In these instances, a more suitable treatment is microfoam delivery of polidocanol, otherwise known as foam sclerotherapy. According to experts, the difference between foam sclerotherapy and the more common and well-known sclerotherapy is the compounding of the sclerosant with mixture of air (nitrogen, oxygen, and carbon dioxide). The elements are in variable concentrations and allow for the liquid sclerosant to be compounded into a foam mixture that adheres better to target vessel walls. This is important for larger targets like varicose veins and in some cases reticular veins. Vein specialists will use either foam or liquid sclerotherapy for spider vein treatment  depending on the condition being treated.


  • Truncual reflux–best suited for RF ablation or EVLT
  • Truncal varicosities–foam sclerotherapy or ambulatory phlebectomy
  • Perforating veins–targeted ablation or foam sclerotherapy or phlebectomy
  • Reticular veins–foam sclerotherapy
  • Spider veins–liquid sclerotherapy or laser treatment of spider veins

Foam sclerotherapy can be aided by ultrasound in certain situations prescribed for varicose vein treatment. In most vein clinics, the preferred solution is now polidocanol given its efficacy and safety profile. There is also the FDA-approved Varithena that is ideal for large varicose veins, perforators and neovascularization. Varithena comes in 1% polidocanol pre-packaged, but is unique from physician compounded foam sclerotherapy because it is pre-packaged as a low-nitrogen microfoam that clinically has proven to be safer and more efficacious. It can be used on the upper and lower portions of the leg. However, despite the increased safety profile ,the medication should only be administered by qualified vein doctors near me that understand the mechanism of action and appropriate use criteria.
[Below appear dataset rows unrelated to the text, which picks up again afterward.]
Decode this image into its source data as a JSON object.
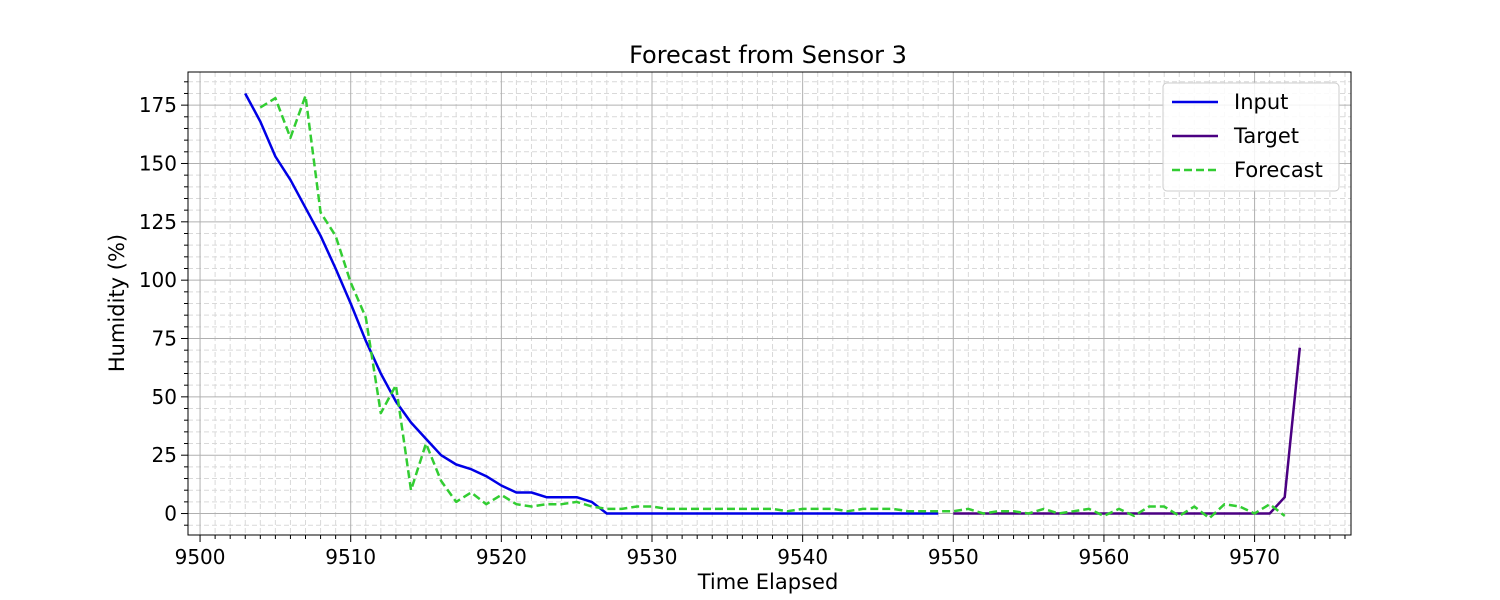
{
  "chart_data": {
    "type": "line",
    "title": "Forecast from Sensor 3",
    "xlabel": "Time Elapsed",
    "ylabel": "Humidity (%)",
    "xlim": [
      9499.2,
      9576.4
    ],
    "ylim": [
      -9.2,
      189.2
    ],
    "x_ticks": [
      9500,
      9510,
      9520,
      9530,
      9540,
      9550,
      9560,
      9570
    ],
    "y_ticks": [
      0,
      25,
      50,
      75,
      100,
      125,
      150,
      175
    ],
    "grid": true,
    "minor_grid": true,
    "legend_position": "top-right",
    "series": [
      {
        "name": "Input",
        "color": "#0000e6",
        "style": "solid",
        "x": [
          9503,
          9504,
          9505,
          9506,
          9507,
          9508,
          9509,
          9510,
          9511,
          9512,
          9513,
          9514,
          9515,
          9516,
          9517,
          9518,
          9519,
          9520,
          9521,
          9522,
          9523,
          9524,
          9525,
          9526,
          9527,
          9528,
          9529,
          9530,
          9531,
          9532,
          9533,
          9534,
          9535,
          9536,
          9537,
          9538,
          9539,
          9540,
          9541,
          9542,
          9543,
          9544,
          9545,
          9546,
          9547,
          9548,
          9549
        ],
        "y": [
          180,
          168,
          153,
          143,
          131,
          119,
          105,
          90,
          74,
          60,
          48,
          39,
          32,
          25,
          21,
          19,
          16,
          12,
          9,
          9,
          7,
          7,
          7,
          5,
          0,
          0,
          0,
          0,
          0,
          0,
          0,
          0,
          0,
          0,
          0,
          0,
          0,
          0,
          0,
          0,
          0,
          0,
          0,
          0,
          0,
          0,
          0
        ]
      },
      {
        "name": "Target",
        "color": "#4b0082",
        "style": "solid",
        "x": [
          9550,
          9551,
          9552,
          9553,
          9554,
          9555,
          9556,
          9557,
          9558,
          9559,
          9560,
          9561,
          9562,
          9563,
          9564,
          9565,
          9566,
          9567,
          9568,
          9569,
          9570,
          9571,
          9572,
          9573
        ],
        "y": [
          0,
          0,
          0,
          0,
          0,
          0,
          0,
          0,
          0,
          0,
          0,
          0,
          0,
          0,
          0,
          0,
          0,
          0,
          0,
          0,
          0,
          0,
          7,
          71
        ]
      },
      {
        "name": "Forecast",
        "color": "#32cd32",
        "style": "dashed",
        "x": [
          9504,
          9505,
          9506,
          9507,
          9508,
          9509,
          9510,
          9511,
          9512,
          9513,
          9514,
          9515,
          9516,
          9517,
          9518,
          9519,
          9520,
          9521,
          9522,
          9523,
          9524,
          9525,
          9526,
          9527,
          9528,
          9529,
          9530,
          9531,
          9532,
          9533,
          9534,
          9535,
          9536,
          9537,
          9538,
          9539,
          9540,
          9541,
          9542,
          9543,
          9544,
          9545,
          9546,
          9547,
          9548,
          9549,
          9550,
          9551,
          9552,
          9553,
          9554,
          9555,
          9556,
          9557,
          9558,
          9559,
          9560,
          9561,
          9562,
          9563,
          9564,
          9565,
          9566,
          9567,
          9568,
          9569,
          9570,
          9571,
          9572
        ],
        "y": [
          174,
          178,
          161,
          179,
          129,
          119,
          99,
          84,
          43,
          55,
          10,
          30,
          14,
          5,
          9,
          4,
          8,
          4,
          3,
          4,
          4,
          5,
          3,
          2,
          2,
          3,
          3,
          2,
          2,
          2,
          2,
          2,
          2,
          2,
          2,
          1,
          2,
          2,
          2,
          1,
          2,
          2,
          2,
          1,
          1,
          1,
          1,
          2,
          0,
          1,
          1,
          0,
          2,
          0,
          1,
          2,
          -1,
          2,
          -1,
          3,
          3,
          -1,
          3,
          -2,
          4,
          3,
          0,
          4,
          -1
        ]
      }
    ]
  }
}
In general, foam sclerotherapy is administered following direct cannulation of the target vein. With polidocanol, the preferred concentration is 0.5%-1.0% depending on the size of the target vein. With generic polidocanol, the liquid sclerosant is mixed with an air-filled syringe in 3:1 or 4:1 ratios until a foam is created. The injected foam has an immediate action on the vein walls inducing chemical ablation; this process continues for months to years as the vein is slow reabsorbed by the body. It is important to inform patients of the possibilities to feel tenderness or lumpy nodules after treatment that may look worse for a period of time, but will heal with good effect. Follow up is important post procedure as per the protocol and is standardized in most vein centers. The post procedure care after sclerotherapy follow up will include a duplex ultrasound to evaluate vein treatment effect and any complications post sclerotherapy.